Howling Sea Lane

Blubber, by Judy Blume


Judy Blume helped raise me.

I read Are You There God, It’s Me, Margaret the summer between 2nd and 3rd Grade, while I was at daycamp. I used to beg to stay inside and read, while the other hooligans played in the heat. My camp counselors made no bones about how weird they thought I was, but Margaret Simon was figuring out her world, and I needed to know more about these belt things because my mother had certainly never breathed the words menstrual cycle to me.

I had already read Tales of a Fourth Grade Nothing and Otherwise Known as Sheila the Great, and had Superfudge all lined up to go, but none of Blume’s books affected me like Blubber.

In a little twitter chatter with the fabulous Martha Brockenbrough, I learned that Blubber is one of the most contested books in school libraries. What the devil for?! A little goggling tells me that the book is most often banned because of offensive language and the fact that the ringleader of the bullies goes unpunished for her cruelty. Er…okay? So reality is reason to ban?

I write and delete so many posts that I can’t always remember what I’ve said, and what I haven’t. Forgive me if I am repeating myself here. I was driven out of a school by a trio of girls, who were unrelenting in their bullying my 6th grade year. By the last quarter, I’d had enough and finally stood up to the girls and announced (before my parents had agreed to it) that they were such awful human beings, I wasn’t even coming back to their stupid school. After that, two of them were aggressively nice, and even continued to try to phone me the next year and convince me to return to the school.

Blubber became something of a how-to manual for me. In elementary school, I had determined never to be a Wendy, or even a Jill, and I was thankful I hadn’t ever been a Linda. When 6th grade, the new state, new uniform, and new school rolled around, I learned very quickly just how easily one can become the Linda, and then I honestly scoured that book trying to figure out how Linda had turned the tide on her oppressors.

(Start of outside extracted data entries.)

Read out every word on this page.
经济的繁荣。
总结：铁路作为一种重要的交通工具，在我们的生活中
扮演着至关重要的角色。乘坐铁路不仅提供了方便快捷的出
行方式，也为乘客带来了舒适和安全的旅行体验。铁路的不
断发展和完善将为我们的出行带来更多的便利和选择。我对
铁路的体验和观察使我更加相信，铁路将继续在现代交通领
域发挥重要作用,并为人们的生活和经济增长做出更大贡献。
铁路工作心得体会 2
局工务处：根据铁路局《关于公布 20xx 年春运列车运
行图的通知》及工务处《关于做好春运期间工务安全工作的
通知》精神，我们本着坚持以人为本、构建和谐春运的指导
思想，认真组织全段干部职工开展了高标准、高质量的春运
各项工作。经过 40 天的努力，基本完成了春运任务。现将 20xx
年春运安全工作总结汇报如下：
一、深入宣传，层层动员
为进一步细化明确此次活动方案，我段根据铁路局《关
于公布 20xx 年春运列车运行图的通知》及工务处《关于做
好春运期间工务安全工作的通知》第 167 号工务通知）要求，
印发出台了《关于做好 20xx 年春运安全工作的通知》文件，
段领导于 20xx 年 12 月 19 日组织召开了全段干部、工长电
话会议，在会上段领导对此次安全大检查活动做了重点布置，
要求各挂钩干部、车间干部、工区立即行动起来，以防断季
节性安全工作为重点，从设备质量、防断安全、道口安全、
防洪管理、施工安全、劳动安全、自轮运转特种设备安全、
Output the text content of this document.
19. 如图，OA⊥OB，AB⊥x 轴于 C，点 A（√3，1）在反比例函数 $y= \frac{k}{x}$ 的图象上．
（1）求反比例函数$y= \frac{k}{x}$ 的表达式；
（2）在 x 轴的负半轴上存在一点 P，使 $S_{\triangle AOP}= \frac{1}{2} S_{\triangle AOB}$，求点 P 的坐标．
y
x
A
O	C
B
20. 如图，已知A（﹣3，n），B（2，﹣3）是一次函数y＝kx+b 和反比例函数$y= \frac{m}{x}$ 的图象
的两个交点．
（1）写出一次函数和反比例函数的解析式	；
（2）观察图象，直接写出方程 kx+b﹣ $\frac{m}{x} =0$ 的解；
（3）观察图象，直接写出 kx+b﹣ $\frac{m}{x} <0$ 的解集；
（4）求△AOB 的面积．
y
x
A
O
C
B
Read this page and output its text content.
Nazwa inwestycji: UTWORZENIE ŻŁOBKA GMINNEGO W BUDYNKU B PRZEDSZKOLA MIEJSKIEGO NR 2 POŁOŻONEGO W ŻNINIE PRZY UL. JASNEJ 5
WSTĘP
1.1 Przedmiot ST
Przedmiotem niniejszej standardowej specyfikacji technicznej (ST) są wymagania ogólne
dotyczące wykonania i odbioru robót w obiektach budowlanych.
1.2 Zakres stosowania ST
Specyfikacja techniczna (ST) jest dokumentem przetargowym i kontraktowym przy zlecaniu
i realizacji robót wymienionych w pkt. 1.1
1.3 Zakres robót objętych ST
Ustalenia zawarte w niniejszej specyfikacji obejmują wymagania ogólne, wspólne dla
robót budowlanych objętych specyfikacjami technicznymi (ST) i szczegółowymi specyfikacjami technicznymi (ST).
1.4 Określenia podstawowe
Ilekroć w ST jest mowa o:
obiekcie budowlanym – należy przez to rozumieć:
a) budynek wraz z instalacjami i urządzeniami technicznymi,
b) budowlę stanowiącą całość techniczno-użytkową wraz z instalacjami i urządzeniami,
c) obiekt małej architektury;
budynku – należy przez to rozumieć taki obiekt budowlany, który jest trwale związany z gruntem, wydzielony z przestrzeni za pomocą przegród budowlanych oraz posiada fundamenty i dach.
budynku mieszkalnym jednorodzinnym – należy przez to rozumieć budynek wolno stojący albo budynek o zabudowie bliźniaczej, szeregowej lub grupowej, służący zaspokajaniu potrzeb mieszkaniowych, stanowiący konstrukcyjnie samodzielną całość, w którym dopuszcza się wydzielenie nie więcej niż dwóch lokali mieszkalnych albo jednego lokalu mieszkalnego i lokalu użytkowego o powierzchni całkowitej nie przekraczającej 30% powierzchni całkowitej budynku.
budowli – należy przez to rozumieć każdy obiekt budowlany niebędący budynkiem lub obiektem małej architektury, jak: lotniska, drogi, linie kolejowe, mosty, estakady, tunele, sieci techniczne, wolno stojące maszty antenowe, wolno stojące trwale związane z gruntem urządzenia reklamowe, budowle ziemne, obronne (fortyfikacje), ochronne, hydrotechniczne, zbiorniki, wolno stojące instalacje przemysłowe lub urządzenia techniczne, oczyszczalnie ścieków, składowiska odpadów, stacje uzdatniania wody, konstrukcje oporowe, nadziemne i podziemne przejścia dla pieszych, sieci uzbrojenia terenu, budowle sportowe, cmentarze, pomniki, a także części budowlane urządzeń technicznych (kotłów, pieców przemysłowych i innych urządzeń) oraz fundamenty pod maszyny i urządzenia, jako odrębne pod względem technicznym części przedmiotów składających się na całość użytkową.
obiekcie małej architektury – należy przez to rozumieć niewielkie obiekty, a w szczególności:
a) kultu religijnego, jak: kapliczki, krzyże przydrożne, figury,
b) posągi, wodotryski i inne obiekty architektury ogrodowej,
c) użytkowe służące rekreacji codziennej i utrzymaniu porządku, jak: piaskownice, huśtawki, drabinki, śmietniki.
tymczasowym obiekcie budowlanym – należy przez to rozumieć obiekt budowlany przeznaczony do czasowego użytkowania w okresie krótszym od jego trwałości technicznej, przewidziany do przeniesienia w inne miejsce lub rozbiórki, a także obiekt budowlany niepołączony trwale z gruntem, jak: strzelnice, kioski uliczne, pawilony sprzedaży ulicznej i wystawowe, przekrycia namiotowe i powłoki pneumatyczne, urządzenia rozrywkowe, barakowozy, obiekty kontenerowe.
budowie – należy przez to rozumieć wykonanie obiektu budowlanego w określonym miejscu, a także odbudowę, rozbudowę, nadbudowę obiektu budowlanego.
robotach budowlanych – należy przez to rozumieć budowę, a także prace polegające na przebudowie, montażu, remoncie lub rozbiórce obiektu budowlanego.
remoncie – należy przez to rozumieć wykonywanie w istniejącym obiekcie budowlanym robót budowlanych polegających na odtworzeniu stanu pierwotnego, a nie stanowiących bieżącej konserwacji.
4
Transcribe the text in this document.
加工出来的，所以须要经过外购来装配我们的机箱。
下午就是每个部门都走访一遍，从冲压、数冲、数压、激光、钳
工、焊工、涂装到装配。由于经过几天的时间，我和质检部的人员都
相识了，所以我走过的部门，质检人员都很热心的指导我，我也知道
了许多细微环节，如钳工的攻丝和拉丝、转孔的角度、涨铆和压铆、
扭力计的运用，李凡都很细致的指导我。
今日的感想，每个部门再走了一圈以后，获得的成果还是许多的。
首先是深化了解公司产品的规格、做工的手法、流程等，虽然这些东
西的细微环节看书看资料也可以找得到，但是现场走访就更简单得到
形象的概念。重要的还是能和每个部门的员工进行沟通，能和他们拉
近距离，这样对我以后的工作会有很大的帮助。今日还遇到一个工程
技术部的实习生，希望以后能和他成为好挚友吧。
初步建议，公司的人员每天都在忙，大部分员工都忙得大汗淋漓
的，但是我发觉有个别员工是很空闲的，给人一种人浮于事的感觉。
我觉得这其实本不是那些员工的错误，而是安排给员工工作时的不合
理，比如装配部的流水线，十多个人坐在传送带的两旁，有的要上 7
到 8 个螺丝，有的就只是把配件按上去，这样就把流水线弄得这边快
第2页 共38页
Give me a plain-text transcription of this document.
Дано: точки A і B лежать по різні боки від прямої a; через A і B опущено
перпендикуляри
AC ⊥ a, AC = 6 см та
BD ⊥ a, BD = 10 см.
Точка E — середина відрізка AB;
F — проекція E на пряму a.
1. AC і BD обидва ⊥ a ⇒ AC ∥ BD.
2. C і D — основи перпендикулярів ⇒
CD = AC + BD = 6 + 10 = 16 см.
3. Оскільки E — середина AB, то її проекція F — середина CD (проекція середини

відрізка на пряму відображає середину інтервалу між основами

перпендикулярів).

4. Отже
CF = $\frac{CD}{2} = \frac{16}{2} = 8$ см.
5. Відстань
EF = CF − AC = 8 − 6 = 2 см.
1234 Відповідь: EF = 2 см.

I never managed to unlock that secret, but for me, the trick was standing in the middle of a classroom and screaming lines from The Merchant of Venice like they were scripture.

And, embarrassingly, I became the Jill in high school, when my throwaway comment about a girl I was jealous of, became the nickname and catchphrase that pushed her over the edge of an eating disorder and out of school. Also like Jill, I tried to clean up my mess to little avail. I’m still ashamed of that. And I should be!

Frankly, I think Blubber should be required reading at the junior high school level. It should be taught as an anti-bullying PSA. And it should be appreciated for its realism.

Actually, I think you could build an entire 7th grade human relations study around Blume’s books.

Health teachers can pass out Margaret Simon’s tome to teach girls about their innards, and Tony Miglione’s story can be given to the boys, who are surely struggling with their sheets about that age. Forever can be used to help teach kids about the emotional repercussions of sex. Tiger Eyes can be used to teach about life and death, and everything in between.

Marry Blume’s works to Madeleine L’Engle’s and you’ve got science and math covered, too!

This is totally the world I want to live in.

3 thoughts on “Blubber, by Judy Blume”

  1. I never read Blubber, but it sounds awesome. I remember reading this stupid book about making friends that I begged my mom to buy me at the Christian book store as a manual for my lame middle school social life. It didn’t really help me…at all.

    My fave book as a kid/manual for life: Bridge to Terabithia! 🙂 I just couldn’t find an boy best friend or a stream or someone to build an imaginary castle with…of course, if this really played out and I was Leslie, I’d be dead…so…

  2. Judy Bloome’s books had a profound effect on me, particularly Blubber and Forever. They turned into a yin and yang in my psyche – the life to be avoided at all costs and the hope for a boy’s love that would surely come once I ascended to the mythic teen years. Neither happened but the titles still call those feelings with sunlit-crystal clarity.

    I can’t believe Blubber is banned. Another example of how our children are absolved of grayscale dilemmas, instead encouraged to see the world in simplistic absolutes.

  3. I always feel wierd admitting this, but I never really read much Judy Blume . . . I may have to revisit that, hmmm . . . book store trip is my near future . . .

    I am appalled everytime I see the banned and challenged books list. Huckleberry Finn, A Wrinkle in Time, I Know Why the Caged Bird Sings, Flowers for Algernon . . . on and on and on. I read A Wrinkle in Time 4 times between 5th and 6th grades.

    ::Sigh:: So yeah, I’m right on board with you.